Splitting Wales into low, intermediate and high-risk TB zones, as introduced under the Welsh government’s new control strategy, is widely accepted as the correct approach to tackling the disease.
A raft of new measures are being introduced in high-risk areas, including the slaughter of inconclusive reactors in herds with lingering breakdowns.
There will also be lower slaughter compensation if a farm with more than one holding number has moved cattle between those sites.
But, in a move that has surprised and pleased farmers, plans for the annual test to be replaced with twice-yearly testing throughout high-risk areas have been scrapped.
“There was an overwhelming response from beef farmers who said it would put them out of business,” Wales’s chief veterinary officer, Christianne Glossop, told Farmers Weekly.
“We have listened to them and six-monthly testing will only apply to higher risk herds in high-risk areas.”
In another change to the original plan, there will be no pre-movement testing of cattle from or within the low-risk area, though there will be post-movement testing to prevent imported infection.
Post-movement testing will also be introduced in the intermediate risk areas in October 2018, to help stop the disease spreading from neighbouring high-risk areas.
Most of the new measures come into place on 1 October this year, to give farmers time to get to grips with the new system.
But there is one policy that could start immediately – badger culling.
Agreed by the Labour-led Welsh government for the first time under the new control programme, this will be used at a farm-scale level on about 60 holdings with long-term TB breakdowns.
Dr Glossop said badgers would be cage trapped, anaesthetized, blood tested and humanely destroyed if infected, an exercise which will be undertaken by government vets and support field operatives.
“Badgers that test negative will be microchipped and released, but if further analysis of blood samples confirms disease, the aim is to catch these badgers again,” she said.
Farming unions have generally welcomed the new policy, which acknowledges the presence of the disease in wildlife.
NFU Cymru president, Stephen James, said: “This targeted approach will mean that only diseased badgers are culled. This is a step forward towards achieving the government and industry’s shared aim of a bovine TB-free Wales.”
But the Farmers’ Union of Wales added it would “seek to ensure that any strategy for badger removal be extended, if benefits could be conferred elsewhere in Wales”.

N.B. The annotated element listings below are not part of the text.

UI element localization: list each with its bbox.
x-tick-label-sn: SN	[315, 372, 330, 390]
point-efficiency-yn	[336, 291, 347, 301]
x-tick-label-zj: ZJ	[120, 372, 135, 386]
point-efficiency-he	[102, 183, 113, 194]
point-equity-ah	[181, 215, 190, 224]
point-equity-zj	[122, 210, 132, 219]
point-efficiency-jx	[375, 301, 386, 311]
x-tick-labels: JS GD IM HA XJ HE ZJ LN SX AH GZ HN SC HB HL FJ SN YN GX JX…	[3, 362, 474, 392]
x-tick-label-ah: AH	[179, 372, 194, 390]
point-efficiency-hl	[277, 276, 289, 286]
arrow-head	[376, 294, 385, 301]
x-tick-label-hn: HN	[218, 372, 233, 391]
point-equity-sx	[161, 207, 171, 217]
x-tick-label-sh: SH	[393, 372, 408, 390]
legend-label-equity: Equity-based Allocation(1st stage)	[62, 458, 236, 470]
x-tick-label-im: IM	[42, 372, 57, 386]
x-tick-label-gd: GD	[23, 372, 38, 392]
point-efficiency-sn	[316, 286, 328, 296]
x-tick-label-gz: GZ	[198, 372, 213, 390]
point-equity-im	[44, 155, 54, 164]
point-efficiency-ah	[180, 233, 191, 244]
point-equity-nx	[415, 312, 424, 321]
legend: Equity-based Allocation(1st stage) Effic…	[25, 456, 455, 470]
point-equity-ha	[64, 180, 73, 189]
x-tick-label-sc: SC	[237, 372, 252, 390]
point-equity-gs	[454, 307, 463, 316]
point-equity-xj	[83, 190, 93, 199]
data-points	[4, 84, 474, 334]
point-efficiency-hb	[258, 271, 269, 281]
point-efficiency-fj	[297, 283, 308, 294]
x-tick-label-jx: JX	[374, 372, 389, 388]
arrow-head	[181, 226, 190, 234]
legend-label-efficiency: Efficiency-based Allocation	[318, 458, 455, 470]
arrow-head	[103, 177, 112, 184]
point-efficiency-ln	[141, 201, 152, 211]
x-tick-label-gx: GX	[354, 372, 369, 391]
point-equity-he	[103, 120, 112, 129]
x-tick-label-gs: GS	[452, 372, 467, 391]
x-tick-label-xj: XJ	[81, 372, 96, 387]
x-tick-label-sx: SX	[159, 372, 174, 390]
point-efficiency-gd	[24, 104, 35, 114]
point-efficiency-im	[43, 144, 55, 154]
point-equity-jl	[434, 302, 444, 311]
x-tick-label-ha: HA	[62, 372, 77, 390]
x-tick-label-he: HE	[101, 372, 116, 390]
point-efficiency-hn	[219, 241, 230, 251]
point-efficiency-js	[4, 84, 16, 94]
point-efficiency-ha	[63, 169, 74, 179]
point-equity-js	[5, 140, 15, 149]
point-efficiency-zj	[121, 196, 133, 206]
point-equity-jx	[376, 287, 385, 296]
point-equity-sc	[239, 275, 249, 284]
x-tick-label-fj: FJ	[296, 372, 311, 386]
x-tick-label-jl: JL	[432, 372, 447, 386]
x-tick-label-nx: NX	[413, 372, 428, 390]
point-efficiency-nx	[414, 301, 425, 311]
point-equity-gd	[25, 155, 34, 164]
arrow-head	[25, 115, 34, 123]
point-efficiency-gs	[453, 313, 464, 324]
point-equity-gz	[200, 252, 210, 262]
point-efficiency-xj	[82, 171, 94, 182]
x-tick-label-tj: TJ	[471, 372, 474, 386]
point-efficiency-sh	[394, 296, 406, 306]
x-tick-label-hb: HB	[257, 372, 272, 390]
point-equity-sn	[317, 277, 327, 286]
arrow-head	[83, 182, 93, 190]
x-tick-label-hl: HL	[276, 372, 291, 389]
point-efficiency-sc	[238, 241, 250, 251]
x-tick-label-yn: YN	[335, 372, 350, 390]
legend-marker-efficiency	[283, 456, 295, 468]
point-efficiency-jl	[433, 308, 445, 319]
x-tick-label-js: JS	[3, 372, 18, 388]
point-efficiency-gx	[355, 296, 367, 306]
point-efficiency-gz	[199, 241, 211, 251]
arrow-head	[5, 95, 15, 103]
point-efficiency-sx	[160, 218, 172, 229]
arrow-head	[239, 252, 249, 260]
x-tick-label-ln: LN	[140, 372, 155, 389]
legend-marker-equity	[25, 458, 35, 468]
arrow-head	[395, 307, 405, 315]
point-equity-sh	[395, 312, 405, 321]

Meanwhile, the British Veterinary Association’s Welsh branch has urged caution over the trap, test and remove policy.
“We know there are limitations in the diagnostic tests that are currently available, which could result in infected badgers being released,” warned branch president, Sarah Carr.
Badger controversy rumbles on
For most farmers in the new high-risk TB area, the badger cull will have little or no impact, as it is only being rolled out on 50-60 holdings.
But Monmouthshire beef finisher Nigel Bowyer believes it could be extended further in due course, pointing out that the government’s TB strategy report refers to persistent herd breakdowns as the “initial” focus of a cull.
Mr Bowyer’s herd has been under TB restriction since March, the fourth time he has experienced a breakdown.
An element of his business is contract-rearing cattle, so he must get a licence when he imports new groups of calves onto the farm.
Mr Bowyer’s holding falls in a high-risk zone, but he is philosophical.
“Yes the new cattle controls are going to be a greater burden for farmers, but recognition has finally been given to the link with wildlife and that has to be a step in the right direction.”
Wildlife charities don’t agree.
Lizzie Wilberforce, conservation manager at the Wildlife Trust of South and West Wales, insists local badger culling has the potential to significantly worsen bovine TB in the surrounding area.
“We do not believe that these risks can be adequately controlled and that the proposal, therefore, carries the possibility of making the disease picture significantly worse,” she said.
“We are very disappointed that, after several years of sound, evidence-based policy in Wales, we are facing progress being put in jeopardy by un-tested, risky proposals at the expense of our wildlife.”